La Lega di Salvini. Estrema destra di governo è stato pubblicato nel settembre del 2018: non si tratta di un instant book, ossia di un volume che abbiamo scritto in occasione delle elezioni politiche del 2018, né di un saggio scritto seguendo l’onda del voto leghista. Il volume, frutto di una ricerca pluriennale, sostiene tre tesi: la Lega (Nord) è un partito nazionalista, ma non nazionale, che difende gli interessi principalmente del Nord. Il maquillage comunicativo non cela la sostanza di una forza che mantiene salde le radici culturali, economiche e politiche nel lombardo-veneto. La virata elettoralistica è servita a far dimenticare decenni di regionalismo, di tentata secessione, di violenza verbale verso i meridionali, di politiche scellerate miranti allo smembramento del Paese.
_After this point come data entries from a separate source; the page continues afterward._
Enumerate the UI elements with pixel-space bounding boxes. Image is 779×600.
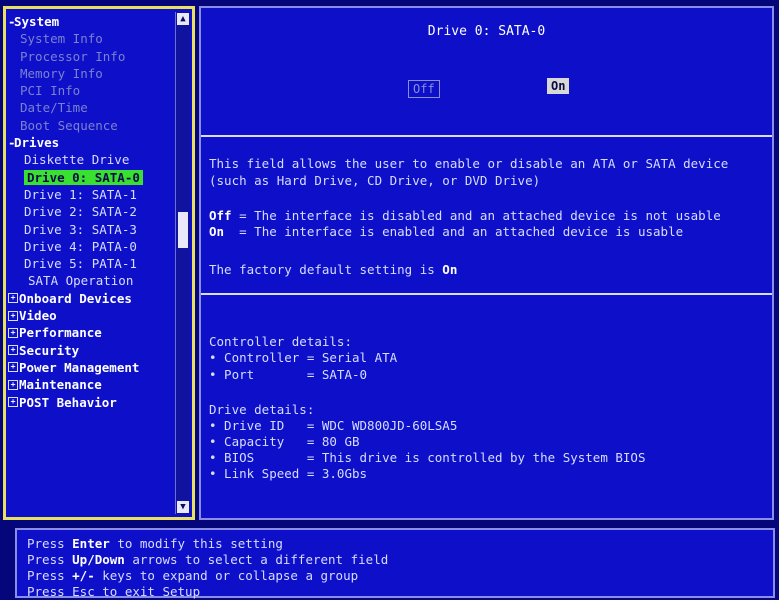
help-key: Up/Down — [72, 552, 125, 567]
help-line: Press +/- keys to expand or collapse a g… — [27, 568, 358, 584]
setting-details-panel: Drive 0: SATA-0 Off On This field allows… — [199, 6, 774, 520]
expand-plus-icon[interactable]: + — [8, 327, 18, 338]
tree-item-label: Memory Info — [20, 65, 103, 81]
tree-group-drives[interactable]: -Drives — [8, 134, 176, 151]
help-text: to modify this setting — [109, 536, 283, 551]
factory-default-value: On — [442, 262, 458, 277]
tree-item-label: Drive 4: PATA-0 — [24, 238, 137, 254]
help-key: +/- — [72, 568, 95, 583]
controller-details-header: Controller details: — [209, 334, 352, 349]
tree-item-drive-3[interactable]: Drive 3: SATA-3 — [8, 221, 176, 238]
help-text: arrows to select a different field — [124, 552, 389, 567]
off-keyword: Off — [209, 208, 232, 223]
bios-detail: • BIOS = This drive is controlled by the… — [209, 450, 646, 465]
tree-item-boot-sequence[interactable]: Boot Sequence — [8, 117, 176, 134]
expand-plus-icon[interactable]: + — [8, 397, 18, 408]
tree-item-date-time[interactable]: Date/Time — [8, 99, 176, 116]
description-line: This field allows the user to enable or … — [209, 156, 729, 171]
tree-item-drive-5[interactable]: Drive 5: PATA-1 — [8, 255, 176, 272]
on-explanation: On = The interface is enabled and an att… — [209, 224, 683, 240]
on-keyword: On — [209, 224, 225, 239]
description-line: (such as Hard Drive, CD Drive, or DVD Dr… — [209, 173, 541, 188]
tree-group-video[interactable]: + Video — [8, 307, 176, 324]
drive-details-header: Drive details: — [209, 402, 315, 417]
help-line: Press Esc to exit Setup — [27, 584, 201, 599]
port-detail: • Port = SATA-0 — [209, 367, 368, 382]
tree-item-label: Boot Sequence — [20, 117, 118, 133]
tree-group-label: Onboard Devices — [19, 290, 132, 306]
tree-item-label: Drive 5: PATA-1 — [24, 256, 137, 272]
tree-item-label: Processor Info — [20, 48, 126, 64]
on-option[interactable]: On — [547, 78, 570, 94]
tree-group-label: Drives — [14, 135, 60, 151]
tree-item-drive-0[interactable]: Drive 0: SATA-0 — [8, 169, 176, 186]
setup-tree-panel: -System System Info Processor Info Memor… — [3, 6, 195, 520]
factory-default-text: The factory default setting is — [209, 262, 443, 277]
link-speed-detail: • Link Speed = 3.0Gbs — [209, 466, 368, 481]
on-explanation-text: = The interface is enabled and an attach… — [224, 224, 684, 239]
tree-group-label: Performance — [19, 325, 102, 341]
tree-item-diskette-drive[interactable]: Diskette Drive — [8, 151, 176, 168]
tree-group-label: Power Management — [19, 359, 140, 375]
tree-group-maintenance[interactable]: + Maintenance — [8, 376, 176, 393]
scroll-up-arrow-icon[interactable]: ▲ — [177, 13, 189, 25]
divider — [201, 293, 772, 295]
tree-item-drive-1[interactable]: Drive 1: SATA-1 — [8, 186, 176, 203]
setting-title: Drive 0: SATA-0 — [427, 24, 546, 39]
drive-id-detail: • Drive ID = WDC WD800JD-60LSA5 — [209, 418, 458, 433]
help-text: keys to expand or collapse a group — [94, 568, 359, 583]
help-text: Press — [27, 552, 73, 567]
tree-group-security[interactable]: + Security — [8, 342, 176, 359]
help-text: Press — [27, 536, 73, 551]
tree-item-label: Drive 3: SATA-3 — [24, 221, 137, 237]
tree-group-performance[interactable]: + Performance — [8, 324, 176, 341]
tree-group-onboard-devices[interactable]: + Onboard Devices — [8, 290, 176, 307]
tree-group-label: System — [14, 14, 60, 29]
tree-item-pci-info[interactable]: PCI Info — [8, 82, 176, 99]
help-line: Press Up/Down arrows to select a differe… — [27, 552, 388, 568]
expand-plus-icon[interactable]: + — [8, 362, 18, 373]
help-line: Press Enter to modify this setting — [27, 536, 283, 552]
help-text: Press — [27, 568, 73, 583]
expand-plus-icon[interactable]: + — [8, 293, 18, 304]
tree-item-label: System Info — [20, 31, 103, 47]
expand-plus-icon[interactable]: + — [8, 379, 18, 390]
controller-detail: • Controller = Serial ATA — [209, 350, 398, 365]
tree-item-drive-4[interactable]: Drive 4: PATA-0 — [8, 238, 176, 255]
tree-group-label: Security — [19, 342, 80, 358]
scroll-thumb[interactable] — [178, 212, 188, 248]
tree-group-label: POST Behavior — [19, 394, 117, 410]
tree-item-drive-2[interactable]: Drive 2: SATA-2 — [8, 203, 176, 220]
tree-item-sata-operation[interactable]: SATA Operation — [8, 272, 176, 289]
tree-item-label: Drive 1: SATA-1 — [24, 186, 137, 202]
tree-group-system[interactable]: -System — [8, 13, 176, 30]
off-option[interactable]: Off — [408, 80, 440, 98]
tree-group-label: Maintenance — [19, 377, 102, 393]
help-bar: Press Enter to modify this setting Press… — [15, 528, 775, 599]
help-key: Enter — [72, 536, 110, 551]
factory-default-line: The factory default setting is On — [209, 262, 457, 278]
tree-group-power-management[interactable]: + Power Management — [8, 359, 176, 376]
off-explanation-text: = The interface is disabled and an attac… — [231, 208, 721, 223]
scroll-down-arrow-icon[interactable]: ▼ — [177, 501, 189, 513]
setup-tree: -System System Info Processor Info Memor… — [8, 13, 176, 411]
tree-item-label: Drive 2: SATA-2 — [24, 204, 137, 220]
tree-group-label: Video — [19, 308, 57, 324]
tree-item-label: SATA Operation — [28, 273, 134, 289]
expand-plus-icon[interactable]: + — [8, 310, 18, 321]
tree-item-label: Drive 0: SATA-0 — [24, 169, 143, 185]
tree-item-label: PCI Info — [20, 83, 81, 99]
tree-item-memory-info[interactable]: Memory Info — [8, 65, 176, 82]
tree-item-label: Date/Time — [20, 100, 88, 116]
tree-group-post-behavior[interactable]: + POST Behavior — [8, 394, 176, 411]
divider — [201, 135, 772, 137]
tree-item-system-info[interactable]: System Info — [8, 30, 176, 47]
tree-scrollbar[interactable]: ▲ ▼ — [175, 12, 190, 514]
off-explanation: Off = The interface is disabled and an a… — [209, 208, 721, 224]
capacity-detail: • Capacity = 80 GB — [209, 434, 360, 449]
tree-item-processor-info[interactable]: Processor Info — [8, 48, 176, 65]
tree-item-label: Diskette Drive — [24, 152, 130, 168]
expand-plus-icon[interactable]: + — [8, 345, 18, 356]
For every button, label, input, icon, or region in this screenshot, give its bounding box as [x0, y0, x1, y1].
Inoltre, il volume osserva come la Lega (Nord) non sia il partito dei derelitti, come molta propaganda e poca attenzione mediatica ripetono. Viceversa, rappresenta gli interessi, legittimi ma parziali, della parte di popolazione meglio tutelata.

Infine, la nostra ricerca mostra come la Lega (Nord) sia un partito di estrema destra. Non è una opinione, ma un dato di fatto rilevato da anni di ricerca. Lo sostengono i sondaggi, le analisi statistiche, le indagini qualitative. Si tratta di una tesi finanche banale, ovvia. Ma in un Paese smemorato desta clamore. Noi abbiamo seguito le uniche regole che conosciamo, ossia quelle deontologiche della avalutatività weberiana, che non significa neutralità. Ci mancherebbe, quest'ultimo è un concetto dei grami tempi populisti. La Lega (Nord) era – lo scrivemmo già quasi un decennio fa su una rivista internazionale – e rimane un partito di estrema destra.

Qualcuno ci ha ricordato che, in quanto docenti universitari e dipendenti pubblici, dovremmo essere leali allo Stato, confondendolo mestamente con il governo. Noi siamo non leali, ma fedeli alla Costituzione della Repubblica, ai suoi primi 13 articoli cui siamo legati, e all’articolo 54. Ben vengano le critiche nel merito, ma non intendiamo piegarci a velate minacce, all'intimidazione di colleghi e alla loro libertà di insegnamento. Se lo facessimo metteremmo in discussione non la nostra libertà, ma quella della ricerca e delle scienze, tutelate dalla Carta. Già troppi giornalisti sono minacciati per le loro idee politiche, le loro opinioni. Già troppi studi scientifici – spiace ricordarlo, soprattutto negli ultimi mesi – vengono sottoposti al vaglio della politica, tacciati di parzialità, ostracizzati in nome del “buon senso” di alcuni imposto a tutti gli altri.

Il volume, in questi mesi, è stato presentato in oltre 60 incontri, dentro le universitá, nelle librerie di mezza Italia, a Bruxelles, in Finlandia e prossimamente a Parigi. Se ne è parlato in tv e sui quotidiani. Ma, curiosamente proprio poco prima dell’anniversario della Liberazione dal nazifascismo, qualcuno prova a rimestare nel torbido. Non intendiamo prestarci a queste polemiche, rimanendo fedeli ai principi costituzionali e al metodo democratico che deve far prevalere sempre il confronto. A tal proposito, un giornalista ci ha ricordato come proprio colui che oggi ci fa additare come nemici del popolo, e quindi dello Stato, alcuni anni addietro in una affollatissima libreria di Milano si sperticava in complimenti per il nostro precedente libro sull’argomento (Lega & Padania. Storie e luoghi delle Camicie verdi, Il Mulino, 2012) e cercava anche la foto opportunity.